Organized by Sarasota resident Peter Cleaves, the show will offer something for all levels of collectors, Cleaves says, whether they’re just getting into the hobby or serious connoisseurs.
In addition to cards on display, there will also be many for sale — and postcards can be a nice investment. Cards that once sold for a penny can fetch tens of thousands of dollars, Heidecker says.
Of course, most enthusiasts simply enjoy them for the window on the past they provide.

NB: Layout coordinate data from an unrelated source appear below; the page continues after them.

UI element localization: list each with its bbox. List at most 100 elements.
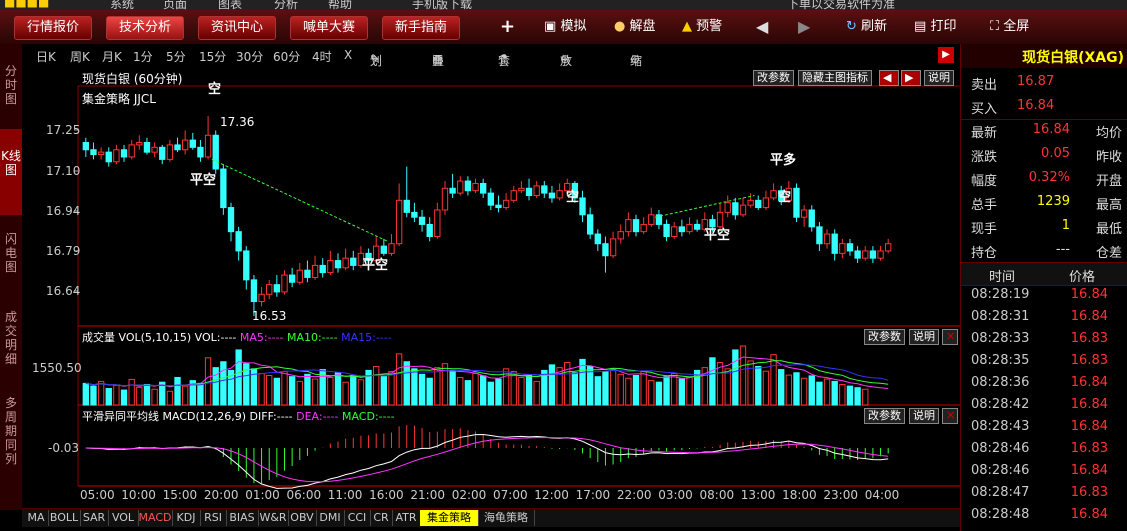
indicator-tab[interactable]: BIAS: [226, 510, 259, 526]
kline-chart[interactable]: [22, 68, 960, 510]
unlock-button[interactable]: ● 解盘: [614, 16, 656, 38]
menu-item[interactable]: 系统: [110, 0, 134, 10]
indicator-tab[interactable]: SAR: [80, 510, 109, 526]
volume-bar: [197, 382, 204, 406]
indicator-tab[interactable]: OBV: [288, 510, 317, 526]
download-link[interactable]: 手机版下载: [412, 0, 472, 10]
refresh-button[interactable]: ↻ 刷新: [846, 16, 887, 38]
indicator-tab[interactable]: CCI: [344, 510, 371, 526]
back-arrow-icon[interactable]: ◀: [756, 16, 768, 38]
period-day[interactable]: 日K: [36, 48, 56, 65]
volume-bar: [846, 385, 854, 406]
volume-bar: [732, 349, 739, 406]
indicator-tab[interactable]: KDJ: [172, 510, 201, 526]
vol-close-icon[interactable]: ✕: [942, 329, 958, 345]
period-60min[interactable]: 60分: [273, 48, 300, 65]
menu-item[interactable]: 帮助: [328, 0, 352, 10]
indicator-tab[interactable]: DMI: [316, 510, 345, 526]
tick-row: 08:28:47 16.83: [961, 482, 1127, 504]
vol-explain-button[interactable]: 说明: [909, 329, 939, 345]
next-arrow-icon[interactable]: ▶: [901, 70, 921, 86]
tick-list[interactable]: 08:28:19 16.84 08:28:31 16.84 08:28:33 16.83 0…: [961, 284, 1127, 529]
forward-arrow-icon[interactable]: ▶: [798, 16, 810, 38]
tab-kline[interactable]: K线图: [0, 129, 22, 215]
tick-price: 16.84: [1070, 375, 1108, 390]
hide-indicator-button[interactable]: 隐藏主图指标: [798, 70, 872, 86]
tick-time: 08:28:46: [971, 441, 1030, 456]
macd-change-params-button[interactable]: 改参数: [864, 408, 905, 424]
volume-bar: [296, 380, 303, 406]
period-month[interactable]: 月K: [102, 48, 122, 65]
tab-news[interactable]: 资讯中心: [198, 16, 276, 40]
candle-body: [449, 187, 456, 194]
x-tick-label: 10:00: [121, 488, 156, 502]
volume-bar: [411, 368, 418, 406]
tick-time: 08:28:19: [971, 287, 1030, 302]
tick-row: 08:28:31 16.84: [961, 306, 1127, 328]
expand-right-icon[interactable]: ▶: [938, 47, 954, 63]
volume-bar: [434, 367, 441, 406]
tab-trade-detail[interactable]: 成交明细: [0, 310, 22, 380]
volume-bar: [594, 376, 601, 406]
indicator-tab[interactable]: 集金策略: [420, 510, 479, 526]
indicator-tab[interactable]: MA: [24, 510, 49, 526]
explain-button[interactable]: 说明: [924, 70, 954, 86]
simulate-button[interactable]: ▣ 模拟: [544, 16, 586, 38]
candle-body: [846, 243, 854, 252]
candle-body: [839, 243, 846, 254]
volume-bar: [357, 379, 365, 406]
indicator-tab[interactable]: VOL: [108, 510, 139, 526]
indicator-tab[interactable]: MACD: [138, 510, 173, 526]
period-30min[interactable]: 30分: [236, 48, 263, 65]
print-button[interactable]: ▤ 打印: [914, 16, 956, 38]
indicator-tab[interactable]: CR: [370, 510, 393, 526]
volume-bar: [90, 385, 97, 406]
volume-bar: [755, 365, 762, 406]
candle-body: [296, 269, 303, 283]
indicator-tab[interactable]: RSI: [200, 510, 227, 526]
indicator-tab[interactable]: BOLL: [48, 510, 81, 526]
period-1min[interactable]: 1分: [133, 48, 153, 65]
tab-contest[interactable]: 喊单大赛: [290, 16, 368, 40]
fullscreen-button[interactable]: ⛶ 全屏: [990, 16, 1029, 38]
menu-item[interactable]: 分析: [274, 0, 298, 10]
volume-bar: [709, 357, 716, 406]
period-5min[interactable]: 5分: [166, 48, 186, 65]
prev-arrow-icon[interactable]: ◀: [879, 70, 899, 86]
macd-explain-button[interactable]: 说明: [909, 408, 939, 424]
period-15min[interactable]: 15分: [199, 48, 226, 65]
indicator-tab[interactable]: 海龟策略: [478, 510, 535, 526]
tab-multi-period[interactable]: 多周期同列: [0, 396, 22, 476]
tab-beginner-guide[interactable]: 新手指南: [382, 16, 460, 40]
candle-body: [128, 144, 135, 158]
tab-technical-analysis[interactable]: 技术分析: [106, 16, 184, 40]
candle-body: [480, 182, 487, 194]
change-params-button[interactable]: 改参数: [753, 70, 794, 86]
add-button[interactable]: +: [500, 16, 515, 38]
volume-bar: [800, 377, 808, 406]
tab-timeshare[interactable]: 分时图: [0, 64, 22, 114]
alert-button[interactable]: ▲ 预警: [682, 16, 722, 38]
refresh-label: 刷新: [861, 19, 888, 34]
indicator-tab[interactable]: W&R: [258, 510, 289, 526]
macd-close-icon[interactable]: ✕: [942, 408, 958, 424]
vol-change-params-button[interactable]: 改参数: [864, 329, 905, 345]
menu-item[interactable]: 页面: [163, 0, 187, 10]
volume-bar: [823, 378, 831, 406]
tab-flash-chart[interactable]: 闪电图: [0, 232, 22, 282]
volume-bar: [166, 390, 174, 406]
indicator-tab[interactable]: ATR: [392, 510, 421, 526]
period-x[interactable]: X: [344, 48, 352, 62]
person-icon: ●: [614, 19, 626, 34]
menu-item[interactable]: 图表: [218, 0, 242, 10]
sell-row: 卖出 16.87: [961, 70, 1127, 94]
tab-quotes[interactable]: 行情报价: [14, 16, 92, 40]
period-week[interactable]: 周K: [70, 48, 90, 65]
period-4hour[interactable]: 4时: [312, 48, 332, 65]
signal-label: 平多: [770, 153, 797, 168]
main-panel-title: 现货白银 (60分钟): [82, 72, 183, 86]
candle-body: [304, 269, 311, 278]
left-view-tabs: 分时图 K线图 闪电图 成交明细 多周期同列: [0, 44, 23, 510]
volume-bar: [388, 371, 395, 406]
x-tick-label: 02:00: [451, 488, 487, 502]
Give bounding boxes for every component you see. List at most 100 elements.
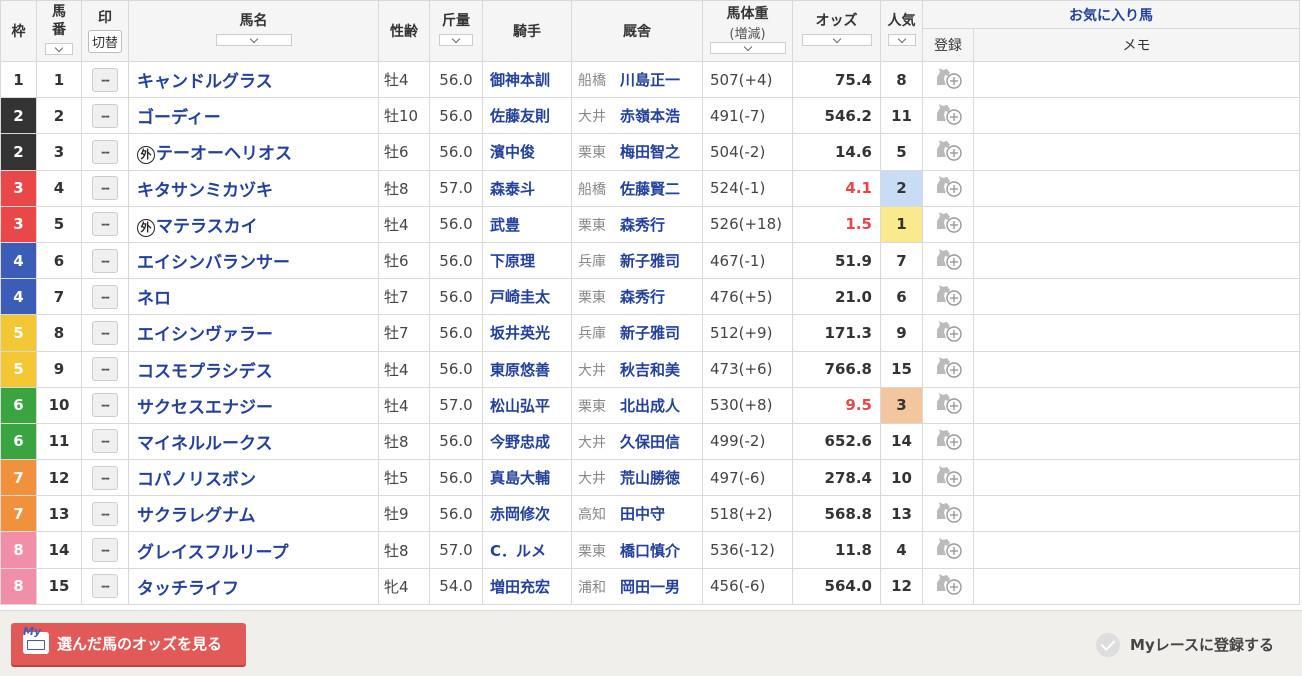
trainer-link[interactable]: 赤嶺本浩 (620, 107, 680, 125)
horse-name-link[interactable]: マイネルルークス (137, 434, 273, 454)
header-umaban[interactable]: 馬番 (36, 0, 82, 62)
memo-cell[interactable] (973, 205, 1300, 243)
memo-cell[interactable] (973, 350, 1300, 388)
jockey-link[interactable]: 佐藤友則 (490, 107, 550, 125)
memo-cell[interactable] (973, 459, 1300, 497)
mark-button[interactable]: -- (92, 284, 118, 309)
memo-cell[interactable] (973, 278, 1300, 316)
memo-cell[interactable] (973, 495, 1300, 533)
sort-icon[interactable] (45, 43, 73, 55)
jockey-link[interactable]: 真島大輔 (490, 469, 550, 487)
trainer-link[interactable]: 新子雅司 (620, 252, 680, 270)
horse-name-link[interactable]: エイシンバランサー (137, 253, 290, 273)
add-favorite-horse-icon[interactable] (933, 426, 963, 452)
add-favorite-horse-icon[interactable] (933, 173, 963, 199)
add-favorite-horse-icon[interactable] (933, 535, 963, 561)
memo-cell[interactable] (973, 133, 1300, 171)
add-favorite-horse-icon[interactable] (933, 209, 963, 235)
horse-name-link[interactable]: サクセスエナジー (137, 398, 273, 418)
trainer-link[interactable]: 森秀行 (620, 216, 665, 234)
jockey-link[interactable]: 東原悠善 (490, 361, 550, 379)
mark-button[interactable]: -- (92, 176, 118, 201)
sort-icon[interactable] (439, 34, 473, 46)
header-kinryo[interactable]: 斤量 (429, 0, 483, 62)
trainer-link[interactable]: 荒山勝徳 (620, 469, 680, 487)
horse-name-link[interactable]: ゴーディー (137, 108, 221, 128)
jockey-link[interactable]: 今野忠成 (490, 433, 550, 451)
mark-button[interactable]: -- (92, 393, 118, 418)
add-favorite-horse-icon[interactable] (933, 390, 963, 416)
jockey-link[interactable]: 濱中俊 (490, 143, 535, 161)
sort-icon[interactable] (801, 34, 872, 46)
memo-cell[interactable] (973, 531, 1300, 569)
trainer-link[interactable]: 森秀行 (620, 288, 665, 306)
mark-button[interactable]: -- (92, 465, 118, 490)
memo-cell[interactable] (973, 422, 1300, 461)
horse-name-link[interactable]: マテラスカイ (156, 217, 258, 237)
horse-name-link[interactable]: コパノリスボン (137, 470, 256, 490)
trainer-link[interactable]: 梅田智之 (620, 143, 680, 161)
jockey-link[interactable]: 松山弘平 (490, 397, 550, 415)
memo-cell[interactable] (973, 241, 1300, 280)
jockey-link[interactable]: 増田充宏 (490, 578, 550, 596)
jockey-link[interactable]: 森泰斗 (490, 180, 535, 198)
memo-cell[interactable] (973, 386, 1300, 424)
trainer-link[interactable]: 川島正一 (620, 71, 680, 89)
trainer-link[interactable]: 秋吉和美 (620, 361, 680, 379)
horse-name-link[interactable]: キャンドルグラス (137, 72, 273, 92)
sort-icon[interactable] (709, 41, 786, 54)
mark-button[interactable]: -- (92, 139, 118, 164)
add-favorite-horse-icon[interactable] (933, 318, 963, 344)
trainer-link[interactable]: 新子雅司 (620, 324, 680, 342)
jockey-link[interactable]: 御神本訓 (490, 71, 550, 89)
trainer-link[interactable]: 岡田一男 (620, 578, 680, 596)
mark-button[interactable]: -- (92, 538, 118, 563)
horse-name-link[interactable]: グレイスフルリープ (137, 543, 288, 563)
horse-name-link[interactable]: キタサンミカヅキ (137, 181, 273, 201)
memo-cell[interactable] (973, 169, 1300, 207)
header-name[interactable]: 馬名 (128, 0, 379, 62)
horse-name-link[interactable]: タッチライフ (137, 579, 239, 599)
mark-button[interactable]: -- (92, 574, 118, 599)
mark-button[interactable]: -- (92, 67, 118, 92)
add-favorite-horse-icon[interactable] (933, 463, 963, 489)
add-favorite-horse-icon[interactable] (933, 246, 963, 272)
add-favorite-horse-icon[interactable] (933, 571, 963, 597)
trainer-link[interactable]: 田中守 (620, 505, 665, 523)
jockey-link[interactable]: 赤岡修次 (490, 505, 550, 523)
mark-button[interactable]: -- (92, 248, 118, 273)
myrace-register-button[interactable]: Myレースに登録する (1096, 633, 1274, 657)
jockey-link[interactable]: C．ルメ (490, 542, 546, 560)
add-favorite-horse-icon[interactable] (933, 101, 963, 127)
jockey-link[interactable]: 戸崎圭太 (490, 288, 550, 306)
header-ninki[interactable]: 人気 (880, 0, 923, 62)
trainer-link[interactable]: 橋口慎介 (620, 542, 680, 560)
trainer-link[interactable]: 久保田信 (620, 433, 680, 451)
selected-odds-button[interactable]: My 選んだ馬のオッズを見る (11, 623, 246, 665)
horse-name-link[interactable]: テーオーヘリオス (156, 144, 292, 164)
mark-button[interactable]: -- (92, 320, 118, 345)
add-favorite-horse-icon[interactable] (933, 354, 963, 380)
sort-icon[interactable] (215, 34, 292, 46)
add-favorite-horse-icon[interactable] (933, 137, 963, 163)
mark-button[interactable]: -- (92, 357, 118, 382)
jockey-link[interactable]: 下原理 (490, 252, 535, 270)
add-favorite-horse-icon[interactable] (933, 499, 963, 525)
mark-button[interactable]: -- (92, 429, 118, 454)
jockey-link[interactable]: 坂井英光 (490, 324, 550, 342)
trainer-link[interactable]: 佐藤賢二 (620, 180, 680, 198)
mark-button[interactable]: -- (92, 501, 118, 526)
horse-name-link[interactable]: エイシンヴァラー (137, 325, 273, 345)
horse-name-link[interactable]: コスモプラシデス (137, 362, 273, 382)
memo-cell[interactable] (973, 97, 1300, 135)
add-favorite-horse-icon[interactable] (933, 65, 963, 91)
header-odds[interactable]: オッズ (792, 0, 881, 62)
memo-cell[interactable] (973, 60, 1300, 99)
sort-icon[interactable] (887, 34, 916, 46)
horse-name-link[interactable]: ネロ (137, 289, 171, 309)
header-weight[interactable]: 馬体重 (増減) (702, 0, 793, 62)
memo-cell[interactable] (973, 567, 1300, 605)
mark-button[interactable]: -- (92, 103, 118, 128)
horse-name-link[interactable]: サクラレグナム (137, 506, 256, 526)
memo-cell[interactable] (973, 314, 1300, 352)
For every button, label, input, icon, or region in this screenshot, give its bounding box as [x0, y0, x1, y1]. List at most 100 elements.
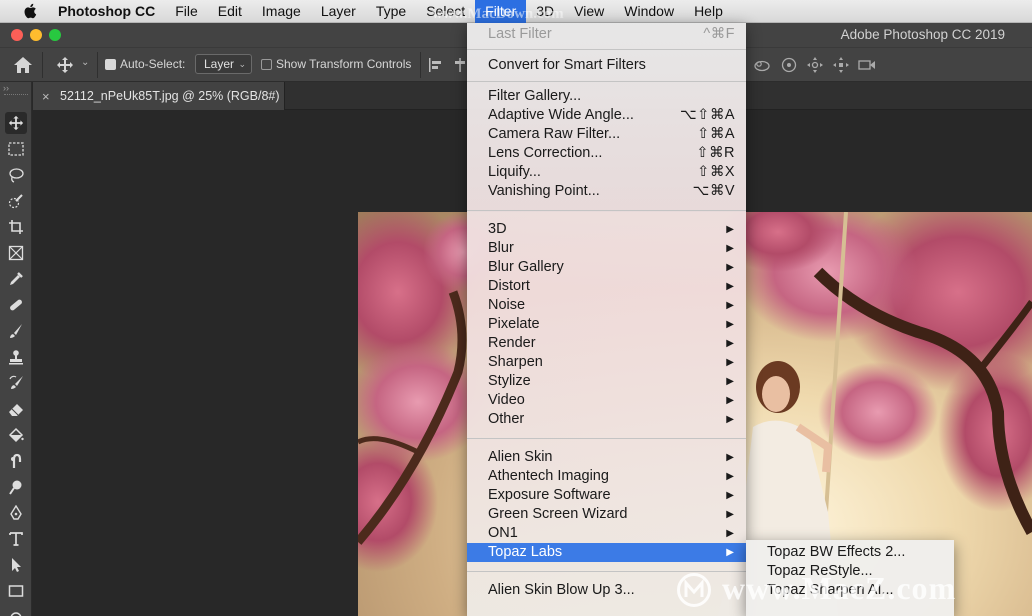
hand-tool-button[interactable] [5, 604, 27, 616]
menu-help[interactable]: Help [684, 0, 733, 23]
submenu-arrow-icon: ▶ [726, 300, 734, 311]
menu-image[interactable]: Image [252, 0, 311, 23]
blur-label: Blur [488, 240, 514, 256]
marquee-tool-button[interactable] [5, 138, 27, 160]
eraser-icon [9, 404, 23, 416]
auto-select-checkbox[interactable] [105, 59, 116, 70]
submenu-arrow-icon: ▶ [726, 509, 734, 520]
submenu-arrow-icon: ▶ [726, 281, 734, 292]
menu-item-stylize[interactable]: Stylize ▶ [467, 372, 746, 391]
menu-item-adaptive-wide-angle[interactable]: Adaptive Wide Angle... ⌥⇧⌘A [467, 106, 746, 125]
dodge-tool-button[interactable] [5, 476, 27, 498]
menu-item-blur-gallery[interactable]: Blur Gallery ▶ [467, 258, 746, 277]
menu-item-alien-skin[interactable]: Alien Skin ▶ [467, 448, 746, 467]
menu-item-noise[interactable]: Noise ▶ [467, 296, 746, 315]
close-window-button[interactable] [11, 29, 23, 41]
move-tool-icon[interactable] [56, 56, 74, 74]
panel-collapse-icon[interactable]: ›› [3, 83, 9, 93]
3d-pan-icon[interactable] [806, 56, 824, 74]
menu-item-lens-correction[interactable]: Lens Correction... ⇧⌘R [467, 144, 746, 163]
lasso-icon [9, 168, 24, 183]
3d-orbit-icon[interactable] [753, 57, 771, 73]
tool-preset-chevron-icon[interactable]: ⌄ [81, 57, 89, 68]
submenu-item-topaz-bw-effects[interactable]: Topaz BW Effects 2... [767, 543, 905, 562]
smudge-tool-button[interactable] [5, 450, 27, 472]
menu-item-vanishing-point[interactable]: Vanishing Point... ⌥⌘V [467, 182, 746, 201]
eyedropper-icon [10, 272, 23, 285]
pen-tool-button[interactable] [5, 502, 27, 524]
paint-bucket-icon [8, 427, 24, 443]
menu-separator [467, 81, 746, 82]
crop-tool-button[interactable] [5, 216, 27, 238]
menu-item-distort[interactable]: Distort ▶ [467, 277, 746, 296]
history-brush-tool-button[interactable] [5, 372, 27, 394]
topaz-labs-label: Topaz Labs [488, 544, 563, 560]
3d-scale-icon[interactable] [857, 57, 877, 73]
menu-file[interactable]: File [165, 0, 208, 23]
menu-item-camera-raw[interactable]: Camera Raw Filter... ⇧⌘A [467, 125, 746, 144]
healing-brush-tool-button[interactable] [5, 294, 27, 316]
menu-item-exposure-software[interactable]: Exposure Software ▶ [467, 486, 746, 505]
rectangular-marquee-icon [8, 142, 24, 156]
clone-stamp-tool-button[interactable] [5, 346, 27, 368]
filter-dropdown-menu: Last Filter ^⌘F Convert for Smart Filter… [467, 23, 746, 616]
blur-gallery-label: Blur Gallery [488, 259, 564, 275]
zoom-window-button[interactable] [49, 29, 61, 41]
hand-icon [10, 612, 22, 616]
menu-item-video[interactable]: Video ▶ [467, 391, 746, 410]
menu-item-blur[interactable]: Blur ▶ [467, 239, 746, 258]
path-selection-tool-button[interactable] [5, 554, 27, 576]
menu-item-athentech-imaging[interactable]: Athentech Imaging ▶ [467, 467, 746, 486]
menu-type[interactable]: Type [366, 0, 416, 23]
menu-item-sharpen[interactable]: Sharpen ▶ [467, 353, 746, 372]
menu-item-convert-smart-filters[interactable]: Convert for Smart Filters [467, 56, 746, 75]
paint-bucket-tool-button[interactable] [5, 424, 27, 446]
quick-selection-tool-button[interactable] [5, 190, 27, 212]
menu-item-other[interactable]: Other ▶ [467, 410, 746, 429]
auto-select-dropdown[interactable]: Layer ⌄ [195, 54, 252, 74]
menu-app-name[interactable]: Photoshop CC [54, 0, 165, 23]
menu-item-green-screen-wizard[interactable]: Green Screen Wizard ▶ [467, 505, 746, 524]
submenu-arrow-icon: ▶ [726, 262, 734, 273]
menu-item-pixelate[interactable]: Pixelate ▶ [467, 315, 746, 334]
document-tab[interactable]: × 52112_nPeUk85T.jpg @ 25% (RGB/8#) [33, 82, 285, 110]
3d-slide-icon[interactable] [832, 56, 850, 74]
menu-item-liquify[interactable]: Liquify... ⇧⌘X [467, 163, 746, 182]
move-tool-button[interactable] [5, 112, 27, 134]
menu-window[interactable]: Window [614, 0, 684, 23]
lasso-tool-button[interactable] [5, 164, 27, 186]
submenu-arrow-icon: ▶ [726, 224, 734, 235]
menu-item-topaz-labs[interactable]: Topaz Labs ▶ [467, 543, 746, 562]
close-tab-icon[interactable]: × [42, 89, 50, 104]
show-transform-checkbox[interactable] [261, 59, 272, 70]
submenu-arrow-icon: ▶ [726, 547, 734, 558]
brush-icon [10, 324, 22, 338]
frame-tool-button[interactable] [5, 242, 27, 264]
show-transform-label: Show Transform Controls [276, 57, 412, 71]
eraser-tool-button[interactable] [5, 398, 27, 420]
type-tool-button[interactable] [5, 528, 27, 550]
pixelate-label: Pixelate [488, 316, 540, 332]
lens-correction-shortcut: ⇧⌘R [696, 145, 735, 161]
menu-item-render[interactable]: Render ▶ [467, 334, 746, 353]
history-brush-icon [9, 375, 23, 389]
brush-tool-button[interactable] [5, 320, 27, 342]
menu-item-on1[interactable]: ON1 ▶ [467, 524, 746, 543]
menu-edit[interactable]: Edit [208, 0, 252, 23]
vanishing-point-shortcut: ⌥⌘V [692, 183, 735, 199]
menu-view[interactable]: View [564, 0, 614, 23]
align-center-icon[interactable] [453, 58, 467, 72]
menu-item-filter-gallery[interactable]: Filter Gallery... [467, 87, 746, 106]
home-icon[interactable] [13, 56, 33, 74]
eyedropper-tool-button[interactable] [5, 268, 27, 290]
apple-logo-icon[interactable] [20, 2, 42, 20]
minimize-window-button[interactable] [30, 29, 42, 41]
rectangle-tool-button[interactable] [5, 580, 27, 602]
menu-layer[interactable]: Layer [311, 0, 366, 23]
smudge-icon [11, 453, 22, 468]
3d-roll-icon[interactable] [780, 56, 798, 74]
menu-item-3d[interactable]: 3D ▶ [467, 220, 746, 239]
type-icon [9, 532, 23, 546]
align-left-icon[interactable] [428, 58, 442, 72]
menu-separator [467, 210, 746, 211]
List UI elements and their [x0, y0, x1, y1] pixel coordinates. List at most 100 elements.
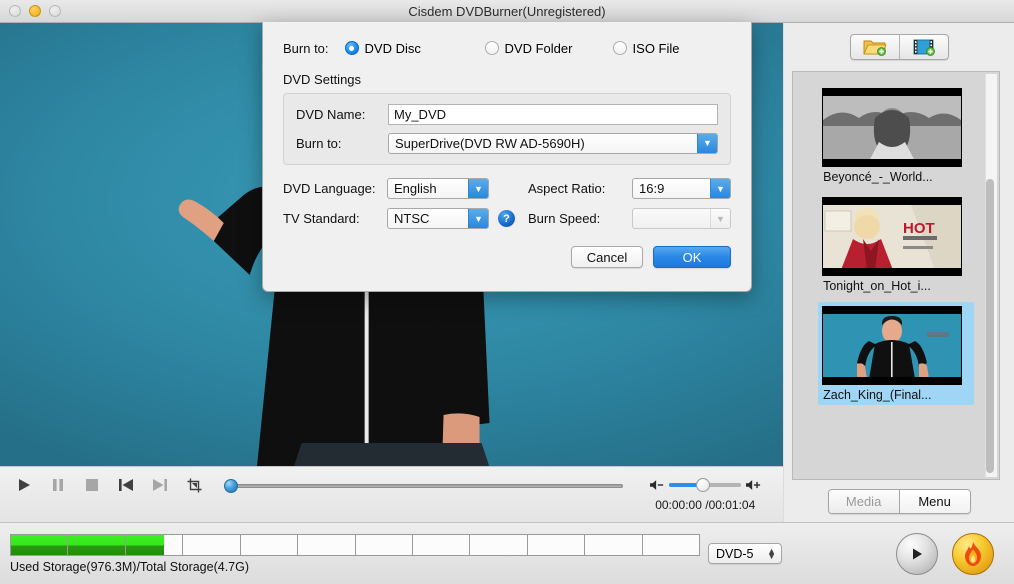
volume-slider[interactable]	[649, 476, 761, 494]
application-window: Cisdem DVDBurner(Unregistered) 00:00:00 …	[0, 0, 1014, 584]
media-list-panel[interactable]: Beyoncé_-_World... HOT Tonight_on_Hot_i.…	[792, 71, 1000, 480]
radio-indicator[interactable]	[344, 41, 359, 55]
dialog-buttons: Cancel OK	[283, 246, 731, 268]
status-bar: Used Storage(976.3M)/Total Storage(4.7G)…	[0, 522, 1014, 584]
volume-knob[interactable]	[696, 478, 711, 492]
burn-drive-select[interactable]: SuperDrive(DVD RW AD-5690H) ▼	[388, 132, 718, 154]
radio-label: DVD Disc	[364, 40, 421, 56]
window-controls	[9, 5, 61, 17]
stepper-icon[interactable]: ▲ ▼	[767, 546, 776, 560]
burn-speed-select[interactable]: ▼	[632, 208, 731, 229]
close-button[interactable]	[9, 5, 21, 17]
title-bar: Cisdem DVDBurner(Unregistered)	[0, 0, 1014, 23]
storage-label: Used Storage(976.3M)/Total Storage(4.7G)	[10, 559, 250, 574]
storage-segment	[239, 534, 298, 555]
tv-standard-select[interactable]: NTSC ▼	[387, 208, 489, 229]
chevron-down-icon[interactable]: ▼	[468, 179, 488, 198]
list-item-label: Tonight_on_Hot_i...	[823, 279, 931, 293]
sidebar-tabs-row: Media Menu	[784, 480, 1014, 522]
aspect-ratio-select[interactable]: 16:9 ▼	[632, 178, 731, 199]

In Florida, especially, old postcards are some of the only historical images that still exist, says Cleaves — especially in this region, where the waterfronts have undergone huge changes.
The book “Fort Myers in Vintage Postcards” by Gregg Turner bears witness to that fact.
Available at area bookstores and online, it includes long-lost looks at the City of Palms — from pineapples piled high at a downtown grocer to views of the now-razed Royal Palm Hotel — images that helped shape the town’s image.
As Turner writes in his introduction, “It is not known when the first postcard appeared about Fort Myers, nor what the subject matter was, who produced or sold it, to whom it was sent or what the postcard may have cost. But what is known is this: that the golden age of postcards started around the very time that Fort Myers was shedding its image as a frontier cow town.”